Certes, les femmes n’ont pas eu accès au pouvoir jusqu’à la moitié du XXe siècle, mais la Seconde Guerre mondiale a rebattu les cartes pour toutes celles qui, durant le conflit, ont acquis une autonomie nouvelle. Ainsi, alors que l’Union européenne n’est encore qu’une idée, n’en déplaise à ce satané plafond de verre, des « Mères fondatrices » sont bel et bien de la partie.

Grand-mère de l’Europe

À commencer par Louise Weiss, véritable grand-mère de l’Europe. Infirmière et résistante durant la Guerre de 1939-1945, elle fonde, dès la fin du conflit, une revue politique internationale, l’Europe Nouvelle. La Française y expose sa volonté de pacifisme et réfléchit aux possibilités de réconciliation entre les pays européens afin d’éviter une nouvelle guerre. En 1924, elle rencontre Aristide Briand et publie, dans sa revue, son « Mémorandum sur l’Union fédérale européenne », considéré comme une des bases de la construction européenne.

Lent cheminement

Pour Louise Weiss, la paix passe notamment par l’implication des femmes en politique. Son vœu prend du temps à être exaucé. En 1952, l’Assemblée parlementaire du Conseil de l’Europe se réunit pour la première fois. Sur les 78 membres, une femme : Marga Klompé. « Énergique et bonne négociatrice, cette Néerlandaise poursuivra l’objectif de créer un marché intérieur européen commun », relate la série documentaire.

Doyenne des députés

En 1979, le Parlement européen est élu au suffrage universel. À la tribune de l’hémicycle strasbourgeois, la doyenne des députés n’est autre que Louise. Lors de son discours, elle évoque ses combats féministes, avant de saluer la nouvelle présidente investie, une femme rescapée des camps, déjà rompue à la politique et dont la loi française sur l’interruption volontaire de grossesse porte le nom : Simone Veil.

65/410

Si cette première législature véritablement démocratique du Parlement européen ne compte que 65 femmes pour 410 hommes, ce groupe féminin hétéroclite en termes de générations et de tendances politiques est un levier pour la condition de la femme. « En 1979, une commission pour les droits de la femme se crée sous la présidence de la socialiste française Yvette Roudy et produira quatre rapports sur la situation de la femme en Europe pendant cette première législature », explique Víctor Fernández Soriano, historien à l’ULB, dans les chroniques de Carta Academica. « Depuis ces années 1970, les exploits des mères fondatrices de l’Europe jalonnent ainsi la construction européenne sur la voie de la promotion des égalités. »

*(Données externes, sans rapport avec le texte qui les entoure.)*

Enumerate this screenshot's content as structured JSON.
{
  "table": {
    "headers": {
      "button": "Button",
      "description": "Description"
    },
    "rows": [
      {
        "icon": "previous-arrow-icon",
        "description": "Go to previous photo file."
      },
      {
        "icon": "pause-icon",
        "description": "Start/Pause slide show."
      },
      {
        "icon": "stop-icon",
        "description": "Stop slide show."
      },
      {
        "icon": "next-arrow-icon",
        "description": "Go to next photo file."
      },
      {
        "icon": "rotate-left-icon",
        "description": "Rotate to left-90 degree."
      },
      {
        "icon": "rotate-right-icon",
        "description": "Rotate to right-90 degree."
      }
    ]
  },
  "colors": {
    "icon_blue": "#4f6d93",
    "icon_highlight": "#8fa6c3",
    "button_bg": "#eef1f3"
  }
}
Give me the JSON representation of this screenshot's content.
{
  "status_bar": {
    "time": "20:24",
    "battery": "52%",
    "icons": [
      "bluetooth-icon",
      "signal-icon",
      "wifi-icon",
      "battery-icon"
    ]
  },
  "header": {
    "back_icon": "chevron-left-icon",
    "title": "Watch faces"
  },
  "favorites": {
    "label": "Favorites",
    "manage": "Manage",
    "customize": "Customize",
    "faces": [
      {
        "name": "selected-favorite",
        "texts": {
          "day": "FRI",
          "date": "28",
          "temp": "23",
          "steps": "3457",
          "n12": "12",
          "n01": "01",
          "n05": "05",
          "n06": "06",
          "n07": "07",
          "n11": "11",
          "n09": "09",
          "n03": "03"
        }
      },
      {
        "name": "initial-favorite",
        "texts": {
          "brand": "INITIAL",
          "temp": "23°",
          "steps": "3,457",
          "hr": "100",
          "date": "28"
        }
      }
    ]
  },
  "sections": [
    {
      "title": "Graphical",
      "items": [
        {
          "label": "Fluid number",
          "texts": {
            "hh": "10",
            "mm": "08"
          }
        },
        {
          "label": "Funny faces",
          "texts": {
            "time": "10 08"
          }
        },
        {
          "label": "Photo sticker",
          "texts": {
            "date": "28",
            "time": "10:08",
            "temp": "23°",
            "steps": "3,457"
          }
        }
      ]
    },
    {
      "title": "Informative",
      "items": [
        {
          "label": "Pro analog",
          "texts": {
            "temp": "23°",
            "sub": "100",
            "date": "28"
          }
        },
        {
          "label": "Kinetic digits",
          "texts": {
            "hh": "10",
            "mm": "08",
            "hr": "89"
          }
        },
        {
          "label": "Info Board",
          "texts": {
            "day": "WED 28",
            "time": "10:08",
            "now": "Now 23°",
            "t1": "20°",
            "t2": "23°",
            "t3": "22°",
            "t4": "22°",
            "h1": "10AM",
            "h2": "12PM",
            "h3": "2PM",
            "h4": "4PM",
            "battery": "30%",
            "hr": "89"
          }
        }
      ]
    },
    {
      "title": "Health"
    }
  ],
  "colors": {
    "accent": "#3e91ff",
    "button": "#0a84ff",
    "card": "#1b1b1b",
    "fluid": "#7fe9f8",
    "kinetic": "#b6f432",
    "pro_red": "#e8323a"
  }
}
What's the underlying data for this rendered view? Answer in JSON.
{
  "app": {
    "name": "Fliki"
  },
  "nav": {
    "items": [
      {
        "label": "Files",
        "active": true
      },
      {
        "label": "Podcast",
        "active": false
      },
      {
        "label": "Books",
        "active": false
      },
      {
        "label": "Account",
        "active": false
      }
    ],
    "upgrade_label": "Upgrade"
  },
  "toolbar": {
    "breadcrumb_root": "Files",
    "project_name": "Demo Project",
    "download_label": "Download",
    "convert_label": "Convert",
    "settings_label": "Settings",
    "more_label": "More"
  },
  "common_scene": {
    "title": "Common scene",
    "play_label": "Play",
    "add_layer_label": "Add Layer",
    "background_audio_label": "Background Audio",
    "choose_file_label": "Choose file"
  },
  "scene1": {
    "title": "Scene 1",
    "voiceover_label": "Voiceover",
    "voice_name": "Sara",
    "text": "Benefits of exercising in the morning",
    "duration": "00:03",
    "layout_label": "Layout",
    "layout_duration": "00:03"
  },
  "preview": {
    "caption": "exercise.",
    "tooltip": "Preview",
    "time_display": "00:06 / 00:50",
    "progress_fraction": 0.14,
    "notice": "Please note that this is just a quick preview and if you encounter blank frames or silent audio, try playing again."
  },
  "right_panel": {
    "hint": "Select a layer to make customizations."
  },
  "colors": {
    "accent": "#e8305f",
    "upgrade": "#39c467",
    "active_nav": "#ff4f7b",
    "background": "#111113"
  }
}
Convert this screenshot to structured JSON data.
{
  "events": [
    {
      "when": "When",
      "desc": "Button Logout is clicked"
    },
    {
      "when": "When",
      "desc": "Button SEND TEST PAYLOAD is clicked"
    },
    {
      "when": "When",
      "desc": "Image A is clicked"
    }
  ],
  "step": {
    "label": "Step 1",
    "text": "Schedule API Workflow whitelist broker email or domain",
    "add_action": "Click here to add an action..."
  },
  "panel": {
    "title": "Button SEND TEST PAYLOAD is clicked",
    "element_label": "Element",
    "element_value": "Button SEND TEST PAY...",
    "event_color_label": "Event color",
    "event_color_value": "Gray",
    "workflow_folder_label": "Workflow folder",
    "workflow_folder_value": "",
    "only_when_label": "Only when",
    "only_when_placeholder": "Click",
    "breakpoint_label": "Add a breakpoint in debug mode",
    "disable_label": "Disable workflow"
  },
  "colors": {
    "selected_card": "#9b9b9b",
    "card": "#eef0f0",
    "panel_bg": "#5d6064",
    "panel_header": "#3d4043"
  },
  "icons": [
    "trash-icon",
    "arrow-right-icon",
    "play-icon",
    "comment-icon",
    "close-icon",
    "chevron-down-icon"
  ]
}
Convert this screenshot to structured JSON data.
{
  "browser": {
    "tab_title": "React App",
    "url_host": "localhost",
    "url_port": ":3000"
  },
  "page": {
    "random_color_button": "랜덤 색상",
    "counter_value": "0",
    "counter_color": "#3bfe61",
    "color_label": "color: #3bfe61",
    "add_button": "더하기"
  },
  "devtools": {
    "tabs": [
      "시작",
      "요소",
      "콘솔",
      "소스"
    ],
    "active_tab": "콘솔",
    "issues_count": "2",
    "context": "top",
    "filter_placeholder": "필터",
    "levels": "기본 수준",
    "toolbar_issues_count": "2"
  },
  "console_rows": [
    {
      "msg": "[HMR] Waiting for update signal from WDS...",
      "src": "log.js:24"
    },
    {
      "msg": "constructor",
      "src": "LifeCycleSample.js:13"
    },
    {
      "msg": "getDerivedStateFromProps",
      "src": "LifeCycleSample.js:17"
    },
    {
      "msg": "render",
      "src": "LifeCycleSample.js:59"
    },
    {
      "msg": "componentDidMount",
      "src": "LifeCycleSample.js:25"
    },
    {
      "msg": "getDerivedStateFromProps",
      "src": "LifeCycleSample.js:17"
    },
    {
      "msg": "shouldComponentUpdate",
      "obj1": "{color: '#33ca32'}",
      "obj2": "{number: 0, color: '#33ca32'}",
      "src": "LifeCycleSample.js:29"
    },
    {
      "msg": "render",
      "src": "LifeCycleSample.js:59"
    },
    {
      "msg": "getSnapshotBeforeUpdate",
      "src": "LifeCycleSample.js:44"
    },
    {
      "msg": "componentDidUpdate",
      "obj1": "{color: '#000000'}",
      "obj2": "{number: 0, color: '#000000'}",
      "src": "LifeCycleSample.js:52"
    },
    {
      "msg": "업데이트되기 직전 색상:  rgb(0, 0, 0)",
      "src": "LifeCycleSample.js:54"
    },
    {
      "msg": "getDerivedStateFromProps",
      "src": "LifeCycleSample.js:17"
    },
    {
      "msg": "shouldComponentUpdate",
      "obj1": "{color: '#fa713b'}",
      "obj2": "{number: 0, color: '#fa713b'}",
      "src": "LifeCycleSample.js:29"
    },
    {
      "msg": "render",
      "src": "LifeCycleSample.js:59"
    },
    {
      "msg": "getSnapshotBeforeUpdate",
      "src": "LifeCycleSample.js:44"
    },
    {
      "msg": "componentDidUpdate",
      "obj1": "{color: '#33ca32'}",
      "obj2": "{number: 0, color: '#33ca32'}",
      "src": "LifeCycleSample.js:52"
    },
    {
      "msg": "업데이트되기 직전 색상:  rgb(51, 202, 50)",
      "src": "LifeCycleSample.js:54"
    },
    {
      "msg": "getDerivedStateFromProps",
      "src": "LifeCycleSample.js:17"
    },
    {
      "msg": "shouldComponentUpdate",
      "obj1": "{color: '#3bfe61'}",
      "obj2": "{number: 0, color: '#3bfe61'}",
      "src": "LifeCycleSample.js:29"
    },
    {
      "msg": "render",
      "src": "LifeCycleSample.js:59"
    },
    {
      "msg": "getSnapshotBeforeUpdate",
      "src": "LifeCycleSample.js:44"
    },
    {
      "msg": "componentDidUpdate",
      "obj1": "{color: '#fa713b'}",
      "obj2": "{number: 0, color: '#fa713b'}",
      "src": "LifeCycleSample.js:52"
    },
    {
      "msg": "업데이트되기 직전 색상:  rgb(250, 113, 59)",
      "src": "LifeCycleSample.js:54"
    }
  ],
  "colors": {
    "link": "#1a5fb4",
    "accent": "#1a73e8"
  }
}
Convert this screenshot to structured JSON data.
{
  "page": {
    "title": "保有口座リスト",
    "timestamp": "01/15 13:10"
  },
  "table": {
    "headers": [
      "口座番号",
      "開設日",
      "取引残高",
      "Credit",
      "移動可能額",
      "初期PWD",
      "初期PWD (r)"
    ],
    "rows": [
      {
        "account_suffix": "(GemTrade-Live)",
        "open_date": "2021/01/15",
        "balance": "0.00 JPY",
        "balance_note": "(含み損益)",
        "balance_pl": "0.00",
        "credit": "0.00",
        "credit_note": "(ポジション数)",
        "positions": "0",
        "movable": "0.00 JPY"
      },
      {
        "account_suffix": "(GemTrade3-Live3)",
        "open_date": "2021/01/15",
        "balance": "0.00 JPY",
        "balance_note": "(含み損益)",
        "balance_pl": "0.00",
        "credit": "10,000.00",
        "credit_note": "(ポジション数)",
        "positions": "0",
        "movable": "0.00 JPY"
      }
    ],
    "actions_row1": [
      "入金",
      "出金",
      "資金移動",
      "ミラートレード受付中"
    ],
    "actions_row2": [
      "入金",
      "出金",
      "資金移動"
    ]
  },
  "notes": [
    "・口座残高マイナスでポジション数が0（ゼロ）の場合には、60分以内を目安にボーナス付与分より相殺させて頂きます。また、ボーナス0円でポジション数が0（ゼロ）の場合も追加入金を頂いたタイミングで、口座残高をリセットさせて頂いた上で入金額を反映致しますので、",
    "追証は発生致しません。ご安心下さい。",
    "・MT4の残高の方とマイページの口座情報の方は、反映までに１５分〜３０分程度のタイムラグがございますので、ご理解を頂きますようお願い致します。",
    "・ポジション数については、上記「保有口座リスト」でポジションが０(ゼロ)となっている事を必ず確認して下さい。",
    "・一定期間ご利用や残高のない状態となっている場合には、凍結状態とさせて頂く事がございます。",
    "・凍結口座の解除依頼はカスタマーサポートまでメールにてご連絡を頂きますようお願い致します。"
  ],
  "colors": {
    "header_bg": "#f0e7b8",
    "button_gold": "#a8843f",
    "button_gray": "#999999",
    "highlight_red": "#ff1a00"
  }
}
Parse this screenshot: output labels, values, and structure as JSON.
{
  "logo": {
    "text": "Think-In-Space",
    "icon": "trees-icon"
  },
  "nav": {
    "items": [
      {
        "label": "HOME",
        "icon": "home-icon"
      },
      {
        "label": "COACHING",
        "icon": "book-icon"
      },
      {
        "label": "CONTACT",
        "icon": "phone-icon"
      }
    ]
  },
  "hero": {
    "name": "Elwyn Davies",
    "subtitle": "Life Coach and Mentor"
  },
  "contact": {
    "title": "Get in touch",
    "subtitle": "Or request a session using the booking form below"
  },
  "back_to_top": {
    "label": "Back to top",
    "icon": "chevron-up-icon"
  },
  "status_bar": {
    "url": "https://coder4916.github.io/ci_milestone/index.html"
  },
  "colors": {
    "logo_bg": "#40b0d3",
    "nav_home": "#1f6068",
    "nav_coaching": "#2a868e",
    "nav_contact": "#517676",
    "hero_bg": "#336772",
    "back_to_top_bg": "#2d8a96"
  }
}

Pas de compromis à la belge !

Notre pays possède également de grands noms européens, dont celui d’Éliane Vogel-Polsky. À la fin des années 1960, cette Gantoise et avocate spécialisée en droit du travail et social découvre le combat mené par les ouvrières de la Fabrique nationale d’armes de Herstal : elles luttent, sans grand succès, pour obtenir un salaire égal à celui de leurs homologues masculins. L’avocate belge se met en tête de faire appliquer l’article 119 du Traité de Rome (instituant, en 1957, la Communauté européenne) qui stipule que : « chaque État membre assure l’application du principe d’égalité des rémunérations entre les travailleurs masculins et les travailleurs féminins, pour un même travail. » Après un combat acharné, elle obtient gain de cause. « Dans l’arrêt Defrenne II, la Cour reconnaît que l’article 119 crée un droit qui peut être directement invoqué devant les tribunaux de n’importe quel État membre des Communautés européennes », explique France Culture. « Cet arrêt fera date dans l’histoire sociale de l’UE. »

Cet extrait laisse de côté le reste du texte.